MicroPattern: a web-based tool for microbe set enrichment analysis and disease similarity calculation based on a list of microbes

Ma, Wei; Huang, Chuanbo; Zhou, Yuan; Li, Jianwei; Cui, Qinghua

doi:10.1038/srep40200

Download PDF

Article
Open access
Published: 10 January 2017

MicroPattern: a web-based tool for microbe set enrichment analysis and disease similarity calculation based on a list of microbes

Wei Ma^1,2^na1,
Chuanbo Huang^1,3^na1,
Yuan Zhou^1,2,
Jianwei Li^1,4 &
…
Qinghua Cui^1,2

Scientific Reports volume 7, Article number: 40200 (2017) Cite this article

2544 Accesses
15 Citations
10 Altmetric
Metrics details

Subjects

Abstract

The microbiota colonized on human body is renowned as “a forgotten organ” due to its big impacts on human health and disease. Recently, microbiome studies have identified a large number of microbes differentially regulated in a variety of conditions, such as disease and diet. However, methods for discovering biological patterns in the differentially regulated microbes are still limited. For this purpose, here, we developed a web-based tool named MicroPattern to discover biological patterns for a list of microbes. In addition, MicroPattern implemented and integrated an algorithm we previously presented for the calculation of disease similarity based on disease-microbe association data. MicroPattern first grouped microbes into different sets based on the associated diseases and the colonized positions.
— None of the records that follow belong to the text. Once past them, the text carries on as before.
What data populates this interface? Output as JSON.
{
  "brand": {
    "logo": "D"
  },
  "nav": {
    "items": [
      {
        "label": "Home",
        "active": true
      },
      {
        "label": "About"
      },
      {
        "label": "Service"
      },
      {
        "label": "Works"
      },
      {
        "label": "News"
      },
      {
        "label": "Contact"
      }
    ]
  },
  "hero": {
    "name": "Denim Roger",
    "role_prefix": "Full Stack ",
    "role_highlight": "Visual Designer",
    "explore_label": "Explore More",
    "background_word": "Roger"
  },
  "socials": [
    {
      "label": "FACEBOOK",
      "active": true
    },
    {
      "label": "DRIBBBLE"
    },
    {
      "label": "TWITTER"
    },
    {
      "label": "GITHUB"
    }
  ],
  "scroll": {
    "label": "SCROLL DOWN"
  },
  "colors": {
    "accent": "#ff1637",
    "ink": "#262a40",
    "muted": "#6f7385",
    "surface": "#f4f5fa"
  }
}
Then, for a given list of microbes, MicroPattern performed enrichment analysis of the given microbes on all of the microbe sets. Moreover, using MicroPattern, we can also calculate disease similarity based on the shared microbe associations. Finally, we confirmed the accuracy and usefulness of MicroPattern by applying it to the changed microbes under the animal-based diet condition. MicroPattern is freely available at http://www.cuilab.cn/micropattern.

Microbe-set enrichment analysis facilitates functional interpretation of microbiome profiling data

Article Open access 08 December 2020

Using MicrobiomeAnalyst for comprehensive statistical, functional, and meta-analysis of microbiome data

Article 15 January 2020

Analysis of microbial compositions: a review of normalization and differential abundance analysis

Article Open access 02 December 2020

Introduction

The human body houses a huge number of microorganisms which are mainly composed of bacteria, and these microorganisms inhabit a variety of human organs such as mouth, stomach, gastrointestinal tract, urogenital tract, skin and respiratory¹. In recent years, with the fast development of microbiome and meta-genome sequencing technology, many studies have identified a number of differentially regulated microorganisms under a variety of conditions and these microbes could play an important role in our health and diseases^2,3,4. For example, in the obese individuals, it was found that the number of the H₂-producing Prevotellaceae and the H₂-utilizing methanogenic archaea Methanobacteriales increased. It is known that the interspecies H₂ transfer between bacterial and archaeal species is an important mechanism for increasing energy uptake by human large intestine in obese individuals⁵. In type 1 diabetes, the butyrate-producing and lactate-utilizing bacteria were reduced⁶. In type 2 diabetes, the number of butyrate-producing bacteria was decreased while the number of sulphate reduction bacteria was increased, and the ratio of Bacteroidetes to Firmicutes as well as the ratio of Bacteroides-Prevotella group to Clostridium coccoides-Eubacterium rectale group showed a significantly positive correlation with plasma glucose concentration^7,8. Moreover, it was reported that many environmental factors could affect the components of microbiota. For example, smoking could alter gut microbiota⁹. Different delivery way of infants had different gut microbiota¹⁰. Different season or diet also had big effects on the components of microbiota^11,12. These findings provided great helps for the understanding of how microbe and human interacted under different condition.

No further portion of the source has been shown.